At HORAN we constant evaluate fundamental data related to company earnings and the economy. Also, we believe reviewing technical data specific to stocks and the economy is a valuable input in investment decisions. Investors should note it is impossible to predict market bottoms to the day. From a technical perspective then, as we look at just the S&P 500 Index, we do believe the market is nearing a bottom, but maybe not quite there as can be seen in the below chart. No single technical indicator is a panacea to the timing of a particular stock purchase or sale. With this said, one indicator investors might find useful the TRIX momentum indicator. This indicator is a momentum oscillator that displays the percent rate of change of a triple exponentially smoothed moving average. The TRIX is designed to filter out insignificant price movements. As shown in the below chart the TRIX experienced a crossover in early December and has yet to reach a low or at least cross below the zero center line. On a weekly basis, the TRIX attempted a cross above the signal line which appears to have failed as can be seen in the chart at this link. Lastly, the below chart also shows the S&P 500 Index closed just below its 150 day moving average. The market will need to reclaim the 150 day M.A. or else the 200 day MA at 1,947 will come into play as the next support level.

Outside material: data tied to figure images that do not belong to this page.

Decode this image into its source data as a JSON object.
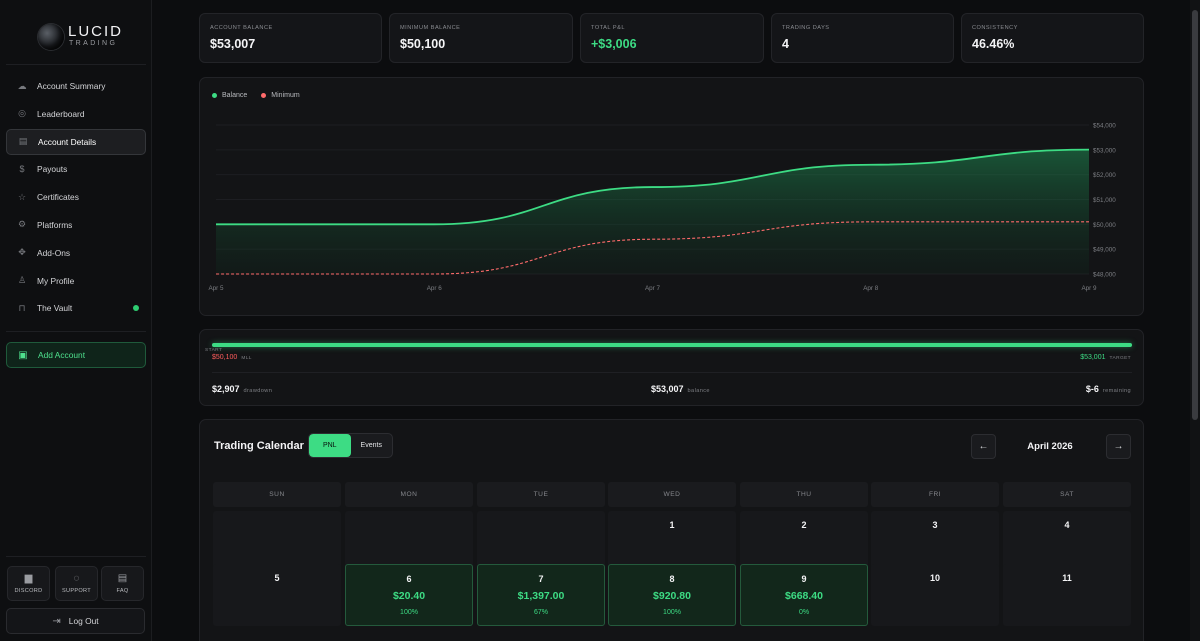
{
  "brand": {
    "name": "LUCID",
    "sub": "TRADING"
  },
  "nav": [
    {
      "label": "Account Summary",
      "icon": "cloud-icon"
    },
    {
      "label": "Leaderboard",
      "icon": "globe-icon"
    },
    {
      "label": "Account Details",
      "icon": "document-icon",
      "active": true
    },
    {
      "label": "Payouts",
      "icon": "dollar-icon"
    },
    {
      "label": "Certificates",
      "icon": "star-icon"
    },
    {
      "label": "Platforms",
      "icon": "gear-icon"
    },
    {
      "label": "Add-Ons",
      "icon": "puzzle-icon"
    },
    {
      "label": "My Profile",
      "icon": "user-icon"
    },
    {
      "label": "The Vault",
      "icon": "lock-icon",
      "status_dot": true
    }
  ],
  "add_account_label": "Add Account",
  "quick_links": [
    {
      "label": "DISCORD",
      "icon": "discord-icon"
    },
    {
      "label": "SUPPORT",
      "icon": "chat-icon"
    },
    {
      "label": "FAQ",
      "icon": "book-icon"
    }
  ],
  "logout_label": "Log Out",
  "stats": [
    {
      "label": "ACCOUNT BALANCE",
      "value": "$53,007"
    },
    {
      "label": "MINIMUM BALANCE",
      "value": "$50,100"
    },
    {
      "label": "TOTAL P&L",
      "value": "+$3,006",
      "positive": true
    },
    {
      "label": "TRADING DAYS",
      "value": "4"
    },
    {
      "label": "CONSISTENCY",
      "value": "46.46%"
    }
  ],
  "chart_data": {
    "type": "line",
    "x": [
      "Apr 5",
      "Apr 6",
      "Apr 7",
      "Apr 8",
      "Apr 9"
    ],
    "series": [
      {
        "name": "Balance",
        "values": [
          50000,
          50000,
          51500,
          52400,
          53007
        ],
        "color": "#3ddc84"
      },
      {
        "name": "Minimum",
        "values": [
          48000,
          48000,
          49400,
          50100,
          50100
        ],
        "color": "#ff6b6b"
      }
    ],
    "ylim": [
      48000,
      54000
    ],
    "yticks": [
      "$54,000",
      "$53,000",
      "$52,000",
      "$51,000",
      "$50,000",
      "$49,000",
      "$48,000"
    ],
    "legend": "top-left"
  },
  "progress": {
    "start_label": "START",
    "mll_value": "$50,100",
    "mll_label": "MLL",
    "target_value": "$53,001",
    "target_label": "TARGET",
    "fill_fraction": 1.0,
    "drawdown_value": "$2,907",
    "drawdown_label": "drawdown",
    "balance_value": "$53,007",
    "balance_label": "balance",
    "remaining_value": "$-6",
    "remaining_label": "remaining"
  },
  "calendar": {
    "title": "Trading Calendar",
    "toggle": [
      "PNL",
      "Events"
    ],
    "month": "April 2026",
    "prev": "←",
    "next": "→",
    "days_of_week": [
      "SUN",
      "MON",
      "TUE",
      "WED",
      "THU",
      "FRI",
      "SAT"
    ],
    "weeks": [
      [
        {
          "d": ""
        },
        {
          "d": ""
        },
        {
          "d": ""
        },
        {
          "d": "1"
        },
        {
          "d": "2"
        },
        {
          "d": "3"
        },
        {
          "d": "4"
        }
      ],
      [
        {
          "d": "5"
        },
        {
          "d": "6",
          "pnl": "$20.40",
          "pct": "100%"
        },
        {
          "d": "7",
          "pnl": "$1,397.00",
          "pct": "67%"
        },
        {
          "d": "8",
          "pnl": "$920.80",
          "pct": "100%"
        },
        {
          "d": "9",
          "pnl": "$668.40",
          "pct": "0%"
        },
        {
          "d": "10"
        },
        {
          "d": "11"
        }
      ]
    ]
  }
}
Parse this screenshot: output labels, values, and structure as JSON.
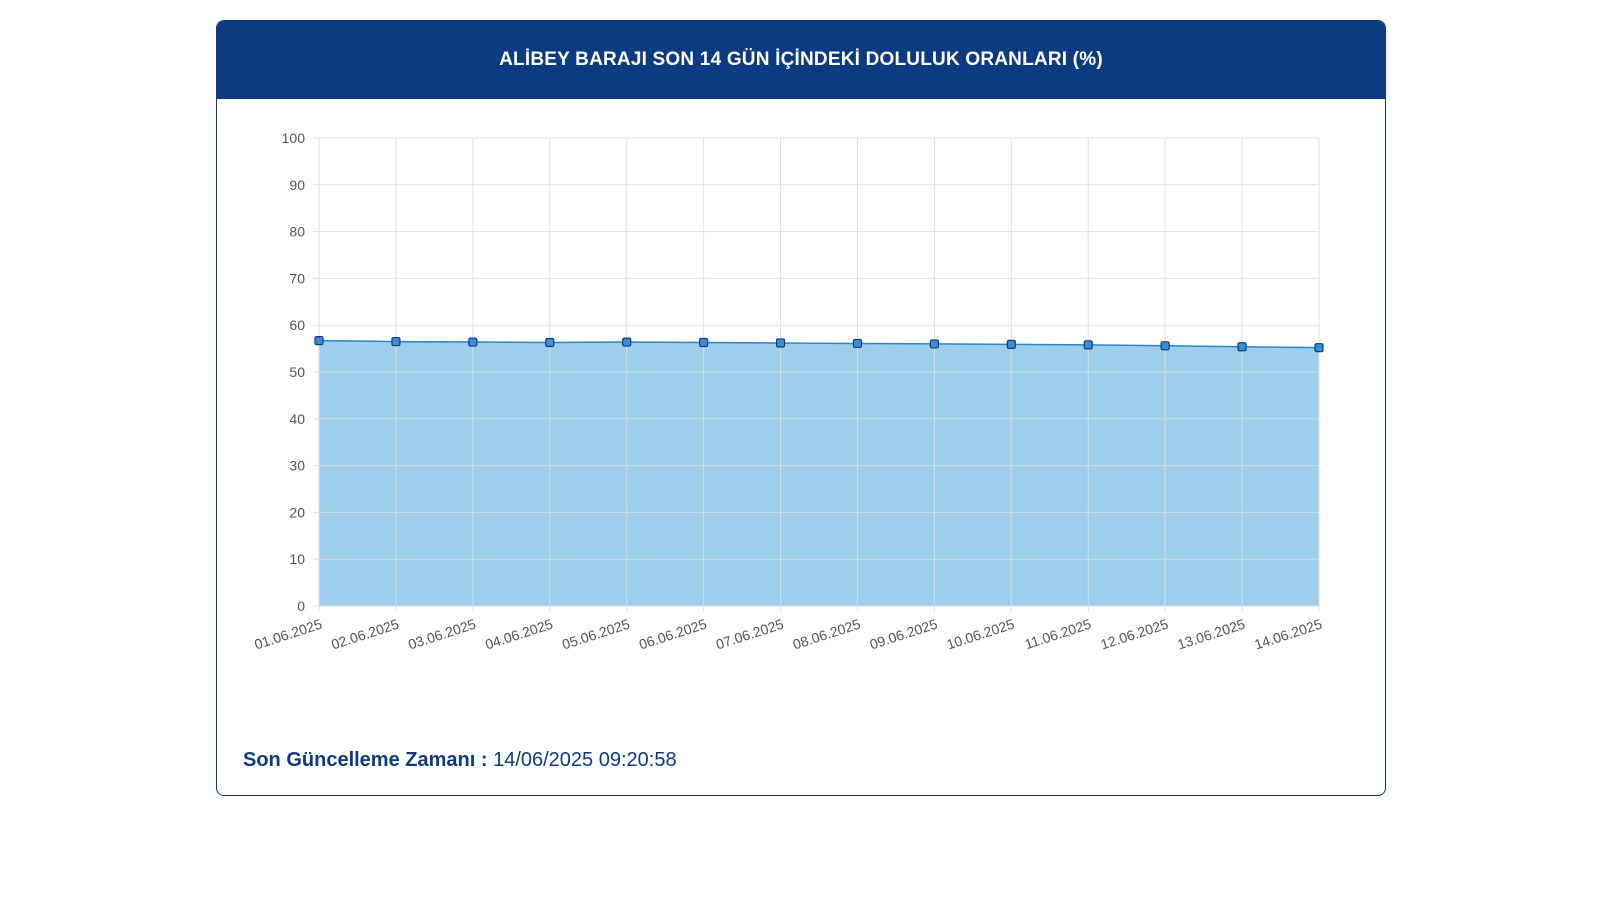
{
  "card": {
    "title": "ALİBEY BARAJI SON 14 GÜN İÇİNDEKİ DOLULUK ORANLARI (%)"
  },
  "footer": {
    "label": "Son Güncelleme Zamanı :",
    "value": "14/06/2025 09:20:58"
  },
  "colors": {
    "header": "#0d3b82",
    "area_fill": "#9dcfec",
    "line": "#2a86c6",
    "point": "#3a8fd0",
    "grid": "#dddddd"
  },
  "chart_data": {
    "type": "area",
    "title": "ALİBEY BARAJI SON 14 GÜN İÇİNDEKİ DOLULUK ORANLARI (%)",
    "categories": [
      "01.06.2025",
      "02.06.2025",
      "03.06.2025",
      "04.06.2025",
      "05.06.2025",
      "06.06.2025",
      "07.06.2025",
      "08.06.2025",
      "09.06.2025",
      "10.06.2025",
      "11.06.2025",
      "12.06.2025",
      "13.06.2025",
      "14.06.2025"
    ],
    "series": [
      {
        "values": [
          56.7,
          56.5,
          56.4,
          56.3,
          56.4,
          56.3,
          56.2,
          56.1,
          56.0,
          55.9,
          55.8,
          55.6,
          55.4,
          55.2
        ]
      }
    ],
    "ylim": [
      0,
      100
    ],
    "yticks": [
      0,
      10,
      20,
      30,
      40,
      50,
      60,
      70,
      80,
      90,
      100
    ],
    "grid": true,
    "legend": "none"
  }
}
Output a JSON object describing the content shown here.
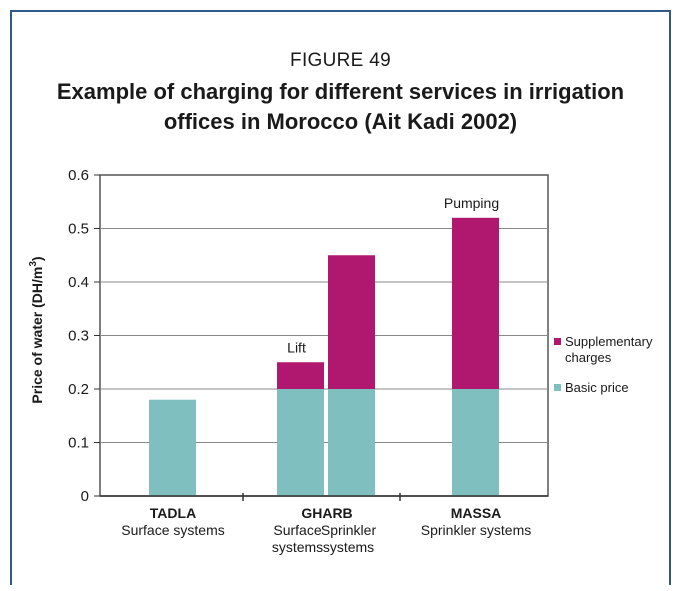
{
  "figure_label": "FIGURE 49",
  "title_line1": "Example of charging for different services in irrigation",
  "title_line2": "offices in Morocco (Ait Kadi 2002)",
  "colors": {
    "basic": "#7fbfbf",
    "supplementary": "#b0176f",
    "frame": "#2f5a86"
  },
  "chart_data": {
    "type": "bar",
    "stacked": true,
    "ylabel": "Price of water (DH/m³)",
    "ylabel_main": "Price of water (DH/m",
    "ylabel_sup": "3",
    "ylabel_tail": ")",
    "ylim": [
      0,
      0.6
    ],
    "yticks": [
      "0",
      "0.1",
      "0.2",
      "0.3",
      "0.4",
      "0.5",
      "0.6"
    ],
    "yticks_values": [
      0,
      0.1,
      0.2,
      0.3,
      0.4,
      0.5,
      0.6
    ],
    "grid": true,
    "legend_position": "right",
    "groups": [
      {
        "name": "TADLA",
        "subtitle": "Surface systems"
      },
      {
        "name": "GHARB",
        "subtitle": ""
      },
      {
        "name": "MASSA",
        "subtitle": "Sprinkler systems"
      }
    ],
    "bars": [
      {
        "group": "TADLA",
        "label1": "",
        "label2": "",
        "basic": 0.18,
        "supplementary": 0,
        "annotation": ""
      },
      {
        "group": "GHARB",
        "label1": "Surface",
        "label2": "systems",
        "basic": 0.2,
        "supplementary": 0.05,
        "annotation": "Lift"
      },
      {
        "group": "GHARB",
        "label1": "Sprinkler",
        "label2": "systems",
        "basic": 0.2,
        "supplementary": 0.25,
        "annotation": ""
      },
      {
        "group": "MASSA",
        "label1": "",
        "label2": "",
        "basic": 0.2,
        "supplementary": 0.32,
        "annotation": "Pumping"
      }
    ],
    "series": [
      {
        "name": "Basic price",
        "values": [
          0.18,
          0.2,
          0.2,
          0.2
        ]
      },
      {
        "name": "Supplementary charges",
        "values": [
          0,
          0.05,
          0.25,
          0.32
        ]
      }
    ],
    "legend": [
      {
        "series": "supplementary",
        "line1": "Supplementary",
        "line2": "charges"
      },
      {
        "series": "basic",
        "line1": "Basic price",
        "line2": ""
      }
    ]
  }
}
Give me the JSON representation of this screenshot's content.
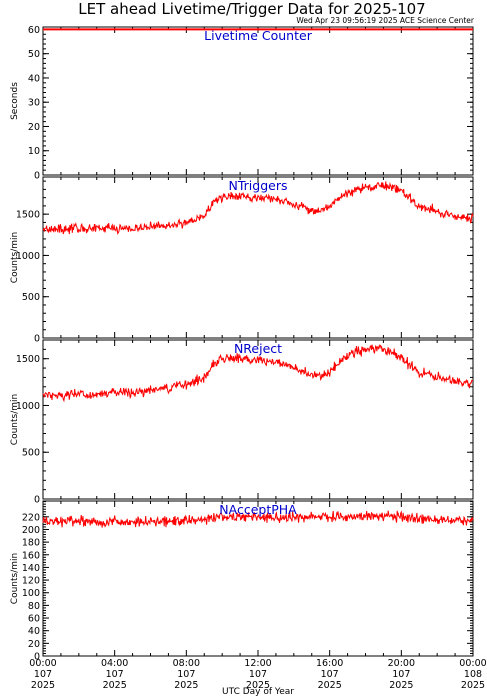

From The Blog of HORAN Capital Advisors

Wednesday is a Fed announcement day which will cause potentially more market volatility. Friday is a quadruple witching day and this often results in higher trading volume as well as increased market volatility. As stated earlier, no one technical indicator will indicate a turning point in the market; however, these type of indicators provide some insight into the sentiment around the market and/or particular investments.

The market seems to be hoping for the so-called Santa Claus rally so we will see if the Fed helps make this happen in their Wednesday statement. As Charles Kirk of The Kirk Report noted in his evening strategy report to members,
While probabilities are good for a post-Fed, Santa bounce back, the price action has not confirmed that bullish scenario. In addition, we still don't have any bullish reversal setups to work with as the series of lower lows, low highs continues to unfold.
Tomorrow is Fed day and expectations are high that Fed and Janet Yellen will do or say something to save Christmas from the Grinch this year. From a price action perspective, we don’t have any indication of that yet but we will continue to keep our eyes open and trade what we see, not what we expect or want to see instead.